Consinder use the same THREAD but instead of adding the second Assistnat by function calling - let the second assistant go after the first assistant finishes. On the SAME Thread. A thread is not tied a specific Assistant, only during the run - and each new run you can pick whatever Assistant you want.

Well, the bottleneck is pretty obvious :rofl:

I think the ideal next step would be to batch the URL getting

Interestingly, that was my first idea. I tried doing it by simply switching the assistant within the same THREAD, but occasionally the same hallucinations occurred when querying nonexistent pages. For example, if someone asked for the ‘anthropology’ page, it would respond with a title, description, last update date, and say the URL was not available at the moment—all made up since that page doesn’t exist.

I THINK, based on my understanding, that having the context from previous responses made it rely on that to complete the new request where no information was available, as it followed the same format as past responses. (If the same query was made at the start, it would correctly say the topic wasn’t available.)

Separating the context by using different threads ensures that if the assistant searching for the data doesn’t have it, it has nothing to guide it, so it responds correctly that the information is not available.
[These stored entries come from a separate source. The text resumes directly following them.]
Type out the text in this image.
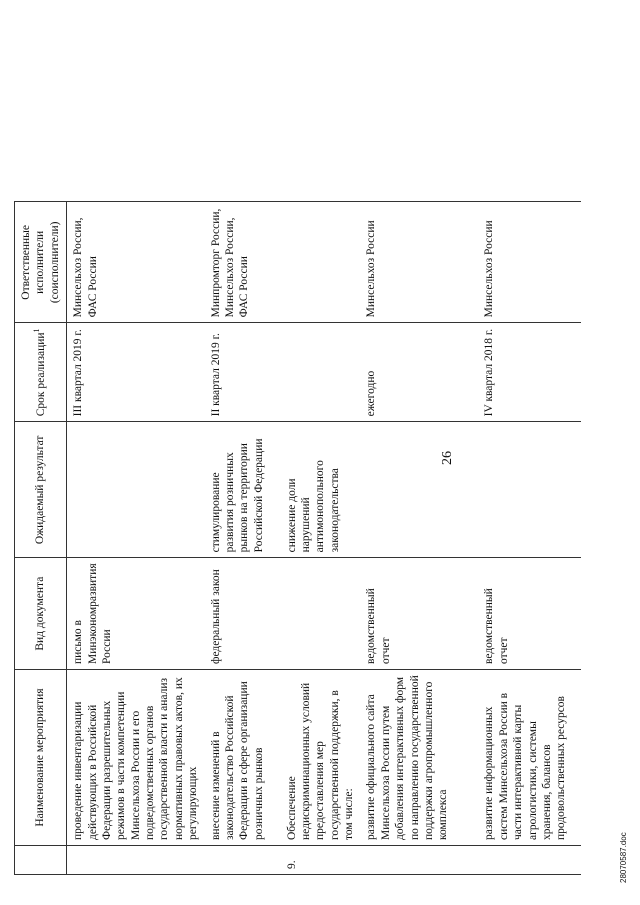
26
	Наименование мероприятия	Вид документа	Ожидаемый результат	Срок реализации$^1$	Ответственные исполнители (соисполнители)
	проведение инвентаризации действующих в Российской Федерации разрешительных режимов в части компетенции Минсельхоза России и его подведомственных органов государственной власти и анализ нормативных правовых актов, их регулирующих	письмо в Минэкономразвития России		III квартал 2019 г.	Минсельхоз России, ФАС России
	внесение изменений в законодательство Российской Федерации в сфере организации розничных рынков	федеральный закон	стимулирование развития розничных рынков на территории Российской Федерации	II квартал 2019 г.	Минпромторг России, Минсельхоз России, ФАС России
9.	Обеспечение недискриминационных условий предоставления мер государственной поддержки, в том числе:		снижение доли нарушений антимонопольного законодательства		
	развитие официального сайта Минсельхоза России путем добавления интерактивных форм по направлению государственной поддержки агропромышленного комплекса	ведомственный отчет		ежегодно	Минсельхоз России
	развитие информационных систем Минсельхоза России в части интерактивной карты агрологистики, системы хранения, балансов продовольственных ресурсов	ведомственный отчет		IV квартал 2018 г.	Минсельхоз России
28070587.doc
Yes, yes, I know, that’s the most obvious one :rofl:.
Right now, I’m trying to have it all done in a single call (though I guess the response will still be slow), but at least it won’t go through the process of calling one by one.

But I’m wondering, is there any other way to do it? That’s the best idea I’ve come up with so far.

Definitely need to run these operations in parallel & figure out why it’s not being successful. 6 calls is just too much in networking latency alone.

I don’t know why you wouldn’t want to batch it all. It seems like the best solution and will certainly take less time than sequential operations.

So if you had 6 sources to pull from you’d call 6 instances to run in parallel, synthesize the results and pass the rich, concise data back to the assistant to be used for context.